3.3 Connectionist Approach (Using Neural Network)
Since human language capabilities are based on neural network in the brain, Artificial Neural Networks (also called as connectionist network) provides on essential starting point for modeling language processing [2, 18]. Instead of symbols, the approach is based on distributed representations that correspond to statistical regularities in language. Though there has been significant research on the use of applying neural networks for language processing little has been done in the field of using the sub-symbolic learning in language processing. SHRUTI system developed by [3] is a neurally inspired system for event modeling and temporal processing at a connectionist level.
4. NATURAL LANGUAGE DATABASE INTERFACE BASED ON PROBABILISTIC CONTEXT FREE GRAMMAR:
All the earlier tools translates a natural language query into an intermediate language similar to first-order logic and then into SQL using a set of definitive rules.
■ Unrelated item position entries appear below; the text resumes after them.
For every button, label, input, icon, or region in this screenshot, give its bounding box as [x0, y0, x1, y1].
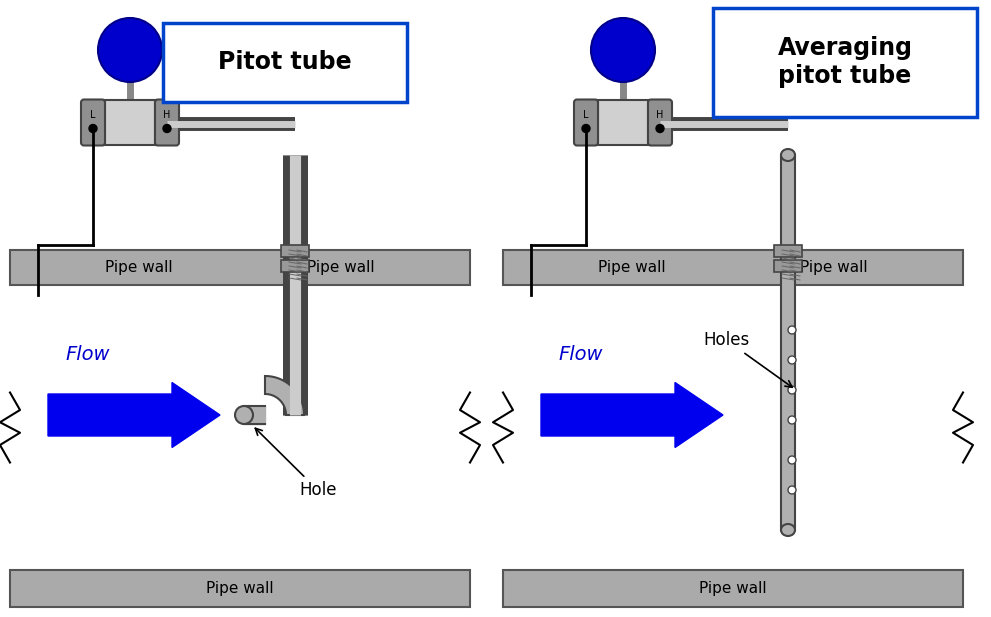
Circle shape [788, 416, 796, 424]
Text: Averaging
pitot tube: Averaging pitot tube [778, 36, 913, 88]
Circle shape [89, 125, 97, 133]
Circle shape [163, 125, 171, 133]
Ellipse shape [235, 406, 253, 424]
Circle shape [591, 18, 655, 82]
Text: Holes: Holes [703, 331, 792, 387]
FancyBboxPatch shape [81, 99, 105, 146]
Text: H: H [656, 109, 664, 120]
Circle shape [788, 356, 796, 364]
FancyBboxPatch shape [155, 99, 179, 146]
Text: Flow: Flow [558, 346, 603, 365]
Circle shape [788, 456, 796, 464]
Circle shape [656, 125, 664, 133]
FancyArrow shape [48, 383, 220, 447]
Text: L: L [90, 109, 96, 120]
Bar [774, 260, 802, 272]
Text: Pitot tube: Pitot tube [218, 50, 352, 74]
Bar [105, 100, 155, 145]
Circle shape [788, 386, 796, 394]
Text: Flow: Flow [65, 346, 109, 365]
Ellipse shape [781, 149, 795, 161]
Ellipse shape [781, 524, 795, 536]
FancyBboxPatch shape [648, 99, 672, 146]
Bar [774, 245, 802, 257]
Text: L: L [584, 109, 589, 120]
Circle shape [98, 18, 162, 82]
Text: Pipe wall: Pipe wall [598, 260, 666, 275]
Circle shape [788, 326, 796, 334]
Bar [503, 570, 963, 607]
FancyBboxPatch shape [574, 99, 598, 146]
Text: Pipe wall: Pipe wall [307, 260, 375, 275]
Bar [281, 260, 309, 272]
Bar [10, 570, 470, 607]
FancyBboxPatch shape [713, 8, 977, 117]
Bar [598, 100, 648, 145]
Text: Pipe wall: Pipe wall [206, 581, 274, 596]
Bar [10, 250, 470, 285]
Text: Pipe wall: Pipe wall [105, 260, 172, 275]
Bar [781, 155, 795, 530]
Bar [503, 250, 963, 285]
FancyArrow shape [541, 383, 723, 447]
FancyBboxPatch shape [163, 23, 407, 102]
Text: Pipe wall: Pipe wall [801, 260, 868, 275]
Text: Pipe wall: Pipe wall [700, 581, 767, 596]
Bar [281, 245, 309, 257]
Circle shape [788, 486, 796, 494]
Circle shape [582, 125, 590, 133]
Text: Hole: Hole [256, 428, 337, 499]
Text: H: H [164, 109, 170, 120]
Polygon shape [265, 376, 304, 415]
The intermediate language expresses the meaning of the query in terms of high-level concepts that are independent of database structures. It is lack of robust in the translating process, since premises of rules must be matched with phrases of the query exactly or else the rule will be rejected. The purpose of CFG is to overcome this problem by constructing the most probable grammar tree and analyzing the non-terminals (phrases) in the grammar tree to collect the parameters which will be used in SQL.
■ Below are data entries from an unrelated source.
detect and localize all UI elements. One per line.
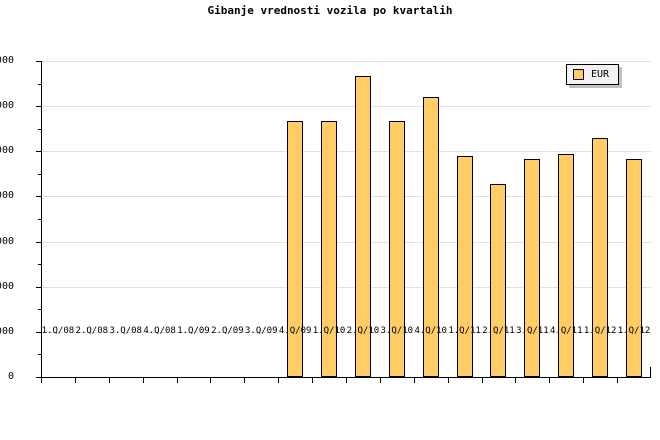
x-tick-14 — [515, 378, 516, 383]
x-tick-4 — [177, 378, 178, 383]
bar[interactable] — [626, 159, 642, 377]
y-axis-label-5000: 5000 — [0, 145, 14, 157]
y-tick-4000 — [36, 196, 41, 197]
x-tick-13 — [482, 378, 483, 383]
x-tick-11 — [414, 378, 415, 383]
x-axis-label-2: 3.Q/08 — [109, 326, 142, 336]
y-tick-500 — [38, 354, 41, 355]
y-tick-2500 — [38, 264, 41, 265]
y-tick-3000 — [36, 242, 41, 243]
gridline-7000 — [42, 61, 651, 62]
x-axis-label-12: 1.Q/11 — [448, 326, 481, 336]
bar[interactable] — [321, 121, 337, 377]
x-tick-10 — [380, 378, 381, 383]
y-tick-1500 — [38, 309, 41, 310]
x-axis-label-10: 3.Q/10 — [380, 326, 414, 336]
y-tick-6000 — [36, 106, 41, 107]
bar[interactable] — [287, 121, 303, 377]
x-axis-label-15: 4.Q/11 — [550, 326, 583, 336]
x-tick-15 — [549, 378, 550, 383]
x-axis-label-3: 4.Q/08 — [143, 326, 176, 336]
x-axis-label-16: 1.Q/12 — [583, 326, 617, 336]
gridline-2000 — [42, 287, 651, 288]
y-axis-label-0: 0 — [7, 371, 14, 382]
bar[interactable] — [389, 121, 405, 377]
y-axis-label-3000: 3000 — [0, 235, 14, 247]
x-axis-label-1: 2.Q/08 — [75, 326, 109, 336]
gridline-6000 — [42, 106, 651, 107]
x-axis-label-4: 1.Q/09 — [177, 326, 210, 336]
y-axis-label-1000: 1000 — [0, 325, 14, 337]
bar[interactable] — [592, 138, 608, 377]
bar[interactable] — [457, 156, 473, 377]
bar[interactable] — [524, 159, 540, 377]
plot-area — [36, 61, 651, 383]
y-tick-3500 — [38, 219, 41, 220]
x-tick-7 — [278, 378, 279, 383]
x-axis-label-8: 1.Q/10 — [312, 326, 346, 336]
x-tick-12 — [448, 378, 449, 383]
x-axis-label-9: 2.Q/10 — [346, 326, 380, 336]
y-axis-line — [41, 61, 42, 378]
x-axis-end-cap — [650, 367, 651, 378]
y-tick-2000 — [36, 287, 41, 288]
x-axis-label-6: 3.Q/09 — [245, 326, 278, 336]
x-axis-label-7: 4.Q/09 — [278, 326, 312, 336]
legend-label-eur: EUR — [591, 69, 610, 80]
bar[interactable] — [355, 76, 371, 377]
x-axis-label-5: 2.Q/09 — [211, 326, 244, 336]
y-axis-label-2000: 2000 — [0, 280, 14, 292]
x-tick-2 — [109, 378, 110, 383]
x-axis-label-11: 4.Q/10 — [414, 326, 447, 336]
gridline-3000 — [42, 242, 651, 243]
x-tick-16 — [583, 378, 584, 383]
x-tick-1 — [75, 378, 76, 383]
y-tick-7000 — [36, 61, 41, 62]
y-axis-label-4000: 4000 — [0, 190, 14, 202]
bar[interactable] — [490, 184, 506, 377]
x-tick-6 — [244, 378, 245, 383]
x-tick-9 — [346, 378, 347, 383]
gridline-5000 — [42, 151, 651, 152]
x-tick-3 — [143, 378, 144, 383]
gridline-1000 — [42, 332, 651, 333]
y-axis-label-7000: 7000 — [0, 55, 14, 66]
chart-title: Gibanje vrednosti vozila po kvartalih — [207, 4, 453, 17]
y-axis-label-6000: 6000 — [0, 100, 14, 112]
y-tick-5000 — [36, 151, 41, 152]
y-tick-1000 — [36, 332, 41, 333]
x-axis-line — [41, 377, 651, 378]
gridline-4000 — [42, 196, 651, 197]
legend[interactable]: EUR — [566, 64, 620, 85]
x-tick-8 — [312, 378, 313, 383]
x-tick-17 — [617, 378, 618, 383]
bar[interactable] — [558, 154, 574, 377]
y-tick-6500 — [38, 84, 41, 85]
y-tick-4500 — [38, 174, 41, 175]
x-tick-0 — [41, 378, 42, 383]
bar[interactable] — [423, 97, 439, 377]
x-axis-label-13: 2.Q/11 — [482, 326, 515, 336]
y-tick-0 — [36, 377, 41, 378]
legend-swatch-eur — [573, 69, 584, 80]
y-tick-5500 — [38, 129, 41, 130]
x-axis-label-17: 1.Q/12 — [617, 326, 651, 336]
x-axis-label-14: 3.Q/11 — [516, 326, 549, 336]
x-axis-label-0: 1.Q/08 — [41, 326, 75, 336]
x-tick-5 — [210, 378, 211, 383]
4.1 Overview of Natural Language Database Interface
The overall system architecture of our natural language database interface is given in Figure 2. The original input to the system is a query expressed in natural language. To process a query, the first step is part of speech tagging; after this step each word of the query is tagged [6, 7]. The second step is parsing the tagged sentence by a PCFG. The PCFG parser analyzes the query sentence according to the tag of each word, and calculates the probability of all possible grammar trees. The result of the analysis forms a grammar tree with the maximum probability. Finally, the SQL translator processes the grammar tree to obtain the SQL query by a series of dependency rules.